Sunday, March 4, 2012

Obstacle and Opportunity

It's been a week of obstacle and opportunity.
Obstacle: a, um, dude I know ran out of deodorant.
Opportunity: there, on the kitchen sink, sat the deodorant of his Special Lady Friend. It smelled like cucumber and sea breeze. He wanted to smell like cucumber and sea breeze. Permissions were granted, the obstacle was overcome*, gentle vegetal effluvia calmed the gentleman in question as he attended to his vocation.
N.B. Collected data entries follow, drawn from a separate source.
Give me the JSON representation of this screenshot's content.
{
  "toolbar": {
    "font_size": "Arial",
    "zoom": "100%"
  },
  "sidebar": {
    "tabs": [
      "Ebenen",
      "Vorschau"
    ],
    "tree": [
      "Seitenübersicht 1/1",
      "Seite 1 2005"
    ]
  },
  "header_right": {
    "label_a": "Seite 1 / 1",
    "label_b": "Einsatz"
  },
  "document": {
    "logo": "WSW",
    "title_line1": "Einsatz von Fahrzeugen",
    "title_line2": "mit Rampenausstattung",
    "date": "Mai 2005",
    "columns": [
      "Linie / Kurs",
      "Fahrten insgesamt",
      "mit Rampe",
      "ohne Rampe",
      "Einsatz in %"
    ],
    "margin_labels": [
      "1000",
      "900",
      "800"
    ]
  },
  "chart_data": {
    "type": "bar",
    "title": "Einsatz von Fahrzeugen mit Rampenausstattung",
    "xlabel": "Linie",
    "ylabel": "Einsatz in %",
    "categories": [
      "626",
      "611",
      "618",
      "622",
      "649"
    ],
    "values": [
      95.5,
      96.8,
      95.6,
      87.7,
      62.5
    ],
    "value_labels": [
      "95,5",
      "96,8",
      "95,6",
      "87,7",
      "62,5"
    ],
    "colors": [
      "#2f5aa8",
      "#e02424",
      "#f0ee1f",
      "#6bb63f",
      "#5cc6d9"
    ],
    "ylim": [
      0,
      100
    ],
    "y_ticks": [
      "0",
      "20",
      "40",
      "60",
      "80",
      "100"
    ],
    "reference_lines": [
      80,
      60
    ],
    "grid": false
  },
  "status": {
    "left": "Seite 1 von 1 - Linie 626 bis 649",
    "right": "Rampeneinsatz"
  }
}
Obstacle: this lovely MiniSims, bound for the racks at a retail surf venue, received an aesthetic blemish at some point during the construction process, rendering it unbound for the retail surf venue.
Opportunity: It's for sale!
Stats: 5'6x 21.5x 2.75. Convex to concave bottom, marine ply keels, S-deck with some serious foil in the nose, rails, and tail. A shred-ready wave-catching gnar machine.
Feel free to make an offer, though I won't subtract dollars for the blemish--you lived with them in high school, you can certainly live with one on the deck of your surfboard.
Looks more avocadoey and less limey in the real world.
In the spirit of wine country pretention, I recommend pairing this new surfboard with a dram of Bruichladdich 10yr old single malt scotch.
Why? They're both classic expressions crafted in the old style. However, far from relics, they offer saucy surprise after saucy surprise. In the case of the MiniSims, it's blazing speed and maneuverability. For the Bruichladdich, it's caramel, toffee, and...who's that knocking at the back door?...our old friend Mr. A Hint of Fudge and Brine.
Both offer smooth salty goodness. Another opportunity!
*interestingly, even though used sparingly and just once, the proffered object made this guy's armpits itch for a full week.